DLT has the potential to speed up and reduce the cost of transactions, give individuals more control over their
personal data, reduce or remove the need for costly intermediaries, provide secure ‘smart’ legal contracts that
execute without user intervention, bolster data security by providing almost real-time evidence of tampering,
and revolutionize regulatory compliance.
A prime example of DLT is called blockchain technology. All blockchains operate by taking a number of records
and putting them in a block and then chaining that block to the next block using a cryptographic signature.
While the data (blocks) are stored one after the other in a continuous ledger, they can only be added when the
participants reach a quorum (consensus) over their validity. Each record is time/date stamped and provided
with a unique cryptographic signature, which is designed to ensure the authenticity and integrity of the ledger.

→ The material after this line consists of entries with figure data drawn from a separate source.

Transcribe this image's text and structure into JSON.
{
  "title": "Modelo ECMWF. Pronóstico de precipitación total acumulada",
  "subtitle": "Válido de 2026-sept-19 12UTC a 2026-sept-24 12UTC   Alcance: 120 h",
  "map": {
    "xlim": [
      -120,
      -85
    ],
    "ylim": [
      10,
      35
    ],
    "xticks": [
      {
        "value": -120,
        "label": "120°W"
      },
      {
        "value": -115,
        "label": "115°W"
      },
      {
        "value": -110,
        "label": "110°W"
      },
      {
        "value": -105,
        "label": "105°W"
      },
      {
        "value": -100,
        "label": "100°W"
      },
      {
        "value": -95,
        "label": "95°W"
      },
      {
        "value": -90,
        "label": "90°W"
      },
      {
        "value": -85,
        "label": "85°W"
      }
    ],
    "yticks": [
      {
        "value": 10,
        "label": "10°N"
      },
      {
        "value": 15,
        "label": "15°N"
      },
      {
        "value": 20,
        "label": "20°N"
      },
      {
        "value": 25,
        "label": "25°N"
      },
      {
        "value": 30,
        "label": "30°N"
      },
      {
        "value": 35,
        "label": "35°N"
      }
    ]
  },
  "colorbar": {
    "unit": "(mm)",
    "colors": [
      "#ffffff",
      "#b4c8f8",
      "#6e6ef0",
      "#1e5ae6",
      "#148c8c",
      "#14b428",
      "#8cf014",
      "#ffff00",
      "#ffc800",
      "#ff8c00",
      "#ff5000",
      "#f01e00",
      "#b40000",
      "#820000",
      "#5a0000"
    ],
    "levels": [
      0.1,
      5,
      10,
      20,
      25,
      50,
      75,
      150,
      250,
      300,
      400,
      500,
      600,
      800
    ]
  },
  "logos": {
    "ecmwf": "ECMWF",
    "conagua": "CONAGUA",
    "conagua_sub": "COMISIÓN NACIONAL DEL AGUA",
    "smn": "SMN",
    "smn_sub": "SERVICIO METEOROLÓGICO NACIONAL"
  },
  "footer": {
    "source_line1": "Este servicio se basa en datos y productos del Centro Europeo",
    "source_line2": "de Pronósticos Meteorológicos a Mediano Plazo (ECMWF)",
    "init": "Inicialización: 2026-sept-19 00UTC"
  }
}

This distributed design eliminates the need for a central authority or intermediary to process, validate, or
authenticate transactions and data.
The manner in which consensus for proposed changes to the ledger is reached defines the type of blockchain.
The process may be permissionless or permissioned. Some may be public or private and may allow only certain
people to view all or subsets of the data on a blockchain. These ledgers are similarly designed for rapid detection
of unauthorized changes to the data.
Thus, the study sets out to detail: The evolution of DLT; its numerous strengths and weaknesses; the varied
commercial and public-good applications that have been identified; the implications of the disintermediation of
traditional centralized controllers of data; concerns in respect of the technology designs and their consistency;
issues in implementation and usage; security of DLTs; validity of the information placed on a blockchain; and
the spectrum of evolving legal and regulatory challenges and uncertainties around DLT. Therefore, the use of
emerging ‘regulatory sandbox’ tools employed by regulators to allow testing of DLTs in a controlled way, with
clear consumer protection and implementation and exit windows, are also explored.
The study also investigates some applications that may be particularly useful for financial inclusion, including:
remittances; developing new identity systems; interoperability between digital financial services (DFS) and
banking platforms; innovative, self-executing ‘smart contracts’; micro-insurance uses; clearing and settlement
(C&S) in payment systems; credit provision; and property and land registration.